The proportions of SARS-CoV-2 RNA load in Prince Albert’s wastewater by variant were: BA.2.12.9: 25.7 per cent, other BA.2: 84.4 per cent, BA.5: 5.6 per cent and non-Omicron lineages: 0.0 per cent.

All data has been shared with Saskatchewan health authorities.

The research team is also screening for the top three variants of concern: Alpha (B.1.1.7), Gamma (P.1) and Delta (B.1.617). Additional variants will be added to the panel as the situation evolves.

USask and Global Water Futures researchers are using wastewater-based epidemiology to monitor for SARS-CoV-2 (the virus causing COVID-19) in Saskatoon, Prince Albert, and North Battleford wastewater, providing early warning of infection outbreaks. This work is being done in partnership with the Saskatchewan Health Authority, Public Health Agency of Canada, City of Saskatoon, City of Prince Albert and City of North Battleford.

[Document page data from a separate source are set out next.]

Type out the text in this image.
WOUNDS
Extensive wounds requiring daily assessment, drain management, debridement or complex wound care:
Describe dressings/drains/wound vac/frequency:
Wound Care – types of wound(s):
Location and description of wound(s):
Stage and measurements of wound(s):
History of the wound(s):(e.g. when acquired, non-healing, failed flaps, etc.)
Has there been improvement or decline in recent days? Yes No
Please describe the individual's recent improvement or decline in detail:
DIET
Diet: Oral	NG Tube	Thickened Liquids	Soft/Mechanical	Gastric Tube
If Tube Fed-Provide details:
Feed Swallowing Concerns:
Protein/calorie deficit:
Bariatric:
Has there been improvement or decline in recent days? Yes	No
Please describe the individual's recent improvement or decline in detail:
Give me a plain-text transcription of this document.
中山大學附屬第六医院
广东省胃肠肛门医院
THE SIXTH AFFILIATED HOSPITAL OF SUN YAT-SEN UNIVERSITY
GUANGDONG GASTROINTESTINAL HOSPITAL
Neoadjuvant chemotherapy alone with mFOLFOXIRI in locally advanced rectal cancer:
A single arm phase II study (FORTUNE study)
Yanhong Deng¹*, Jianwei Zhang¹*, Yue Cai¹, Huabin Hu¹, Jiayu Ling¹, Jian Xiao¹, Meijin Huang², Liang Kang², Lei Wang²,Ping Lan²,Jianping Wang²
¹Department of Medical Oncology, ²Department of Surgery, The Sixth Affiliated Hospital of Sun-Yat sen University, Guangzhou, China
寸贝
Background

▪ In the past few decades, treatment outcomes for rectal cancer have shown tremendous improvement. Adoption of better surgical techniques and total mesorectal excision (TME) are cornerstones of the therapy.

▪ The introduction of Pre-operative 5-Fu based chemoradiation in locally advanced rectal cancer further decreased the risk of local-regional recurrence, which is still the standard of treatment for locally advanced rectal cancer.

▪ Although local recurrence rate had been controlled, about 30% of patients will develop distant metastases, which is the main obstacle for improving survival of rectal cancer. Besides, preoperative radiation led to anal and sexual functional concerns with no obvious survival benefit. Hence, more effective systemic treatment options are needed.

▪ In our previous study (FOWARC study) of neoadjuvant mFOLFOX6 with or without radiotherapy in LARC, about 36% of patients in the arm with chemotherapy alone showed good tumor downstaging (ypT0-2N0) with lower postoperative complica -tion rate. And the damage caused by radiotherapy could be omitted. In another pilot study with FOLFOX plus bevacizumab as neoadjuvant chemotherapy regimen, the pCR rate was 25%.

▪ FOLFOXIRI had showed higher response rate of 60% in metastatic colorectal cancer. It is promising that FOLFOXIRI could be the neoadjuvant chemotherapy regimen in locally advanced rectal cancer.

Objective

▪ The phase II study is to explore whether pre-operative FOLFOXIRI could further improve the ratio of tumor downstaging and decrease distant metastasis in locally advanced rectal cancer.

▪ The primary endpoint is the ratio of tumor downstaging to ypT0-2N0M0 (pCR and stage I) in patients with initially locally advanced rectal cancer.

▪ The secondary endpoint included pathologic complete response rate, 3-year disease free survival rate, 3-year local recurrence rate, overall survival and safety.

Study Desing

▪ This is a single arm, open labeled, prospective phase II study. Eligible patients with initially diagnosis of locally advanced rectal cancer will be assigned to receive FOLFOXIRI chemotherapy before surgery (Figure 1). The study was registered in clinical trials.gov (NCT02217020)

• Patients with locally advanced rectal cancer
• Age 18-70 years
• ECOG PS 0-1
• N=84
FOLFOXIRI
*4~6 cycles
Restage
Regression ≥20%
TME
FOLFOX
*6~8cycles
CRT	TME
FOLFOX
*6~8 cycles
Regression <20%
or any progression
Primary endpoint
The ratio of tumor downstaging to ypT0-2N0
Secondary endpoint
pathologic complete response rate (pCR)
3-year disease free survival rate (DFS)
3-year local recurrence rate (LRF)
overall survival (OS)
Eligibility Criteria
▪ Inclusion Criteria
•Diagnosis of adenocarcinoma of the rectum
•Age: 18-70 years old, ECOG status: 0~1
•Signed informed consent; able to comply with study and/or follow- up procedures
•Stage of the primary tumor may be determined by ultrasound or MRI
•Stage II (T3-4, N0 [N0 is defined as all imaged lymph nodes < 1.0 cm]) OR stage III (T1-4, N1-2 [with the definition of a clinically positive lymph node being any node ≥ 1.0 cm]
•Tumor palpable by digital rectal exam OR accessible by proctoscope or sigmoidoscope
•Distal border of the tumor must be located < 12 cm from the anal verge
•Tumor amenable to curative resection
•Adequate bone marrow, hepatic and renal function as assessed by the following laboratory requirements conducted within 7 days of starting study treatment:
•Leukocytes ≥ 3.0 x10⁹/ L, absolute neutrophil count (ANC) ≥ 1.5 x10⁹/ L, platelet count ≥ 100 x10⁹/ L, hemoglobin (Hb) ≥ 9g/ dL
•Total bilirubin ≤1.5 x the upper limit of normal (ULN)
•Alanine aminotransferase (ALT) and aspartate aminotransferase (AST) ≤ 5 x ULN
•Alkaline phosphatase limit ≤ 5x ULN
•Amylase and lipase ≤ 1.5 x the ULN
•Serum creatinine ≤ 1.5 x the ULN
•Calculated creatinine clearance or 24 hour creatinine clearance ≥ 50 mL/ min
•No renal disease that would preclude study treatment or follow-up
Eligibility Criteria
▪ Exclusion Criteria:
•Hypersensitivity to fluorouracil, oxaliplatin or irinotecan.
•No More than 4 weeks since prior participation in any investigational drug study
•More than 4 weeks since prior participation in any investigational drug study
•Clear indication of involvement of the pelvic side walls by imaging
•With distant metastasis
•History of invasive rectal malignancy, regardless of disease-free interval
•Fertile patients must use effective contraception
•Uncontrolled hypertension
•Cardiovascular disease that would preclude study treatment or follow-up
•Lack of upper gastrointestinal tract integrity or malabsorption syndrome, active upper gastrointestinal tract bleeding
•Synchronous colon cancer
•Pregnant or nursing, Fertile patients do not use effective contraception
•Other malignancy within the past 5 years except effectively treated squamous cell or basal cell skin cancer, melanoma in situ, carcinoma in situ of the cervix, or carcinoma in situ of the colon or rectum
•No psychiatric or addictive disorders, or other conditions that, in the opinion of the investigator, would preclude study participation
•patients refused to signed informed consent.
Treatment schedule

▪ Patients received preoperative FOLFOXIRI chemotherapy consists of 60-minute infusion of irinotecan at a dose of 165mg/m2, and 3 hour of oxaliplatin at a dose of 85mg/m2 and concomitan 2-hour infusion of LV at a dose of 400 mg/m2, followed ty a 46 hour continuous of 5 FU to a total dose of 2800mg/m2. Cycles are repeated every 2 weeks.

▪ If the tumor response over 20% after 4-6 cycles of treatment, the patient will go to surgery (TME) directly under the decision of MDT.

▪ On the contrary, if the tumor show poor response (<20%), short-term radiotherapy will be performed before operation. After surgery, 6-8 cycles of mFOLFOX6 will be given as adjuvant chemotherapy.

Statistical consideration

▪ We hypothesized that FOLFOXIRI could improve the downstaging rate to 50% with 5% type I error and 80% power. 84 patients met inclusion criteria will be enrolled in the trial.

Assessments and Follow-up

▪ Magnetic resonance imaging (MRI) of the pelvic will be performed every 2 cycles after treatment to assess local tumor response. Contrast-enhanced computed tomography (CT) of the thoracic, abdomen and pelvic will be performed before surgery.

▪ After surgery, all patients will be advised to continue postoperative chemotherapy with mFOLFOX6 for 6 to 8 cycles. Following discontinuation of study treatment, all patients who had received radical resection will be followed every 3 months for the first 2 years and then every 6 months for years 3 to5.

This variant tracking data should be seen merely as an indicator of trends which need to be verified using sequencing technology through the Public Health Agency of Canada. Because individuals are at varying stages of infection when shedding the virus, the variant levels detected in sewage are not necessarily directly comparable to the proportion of variant cases found in individual swab samples confirmed through provincial genetic sequencing efforts.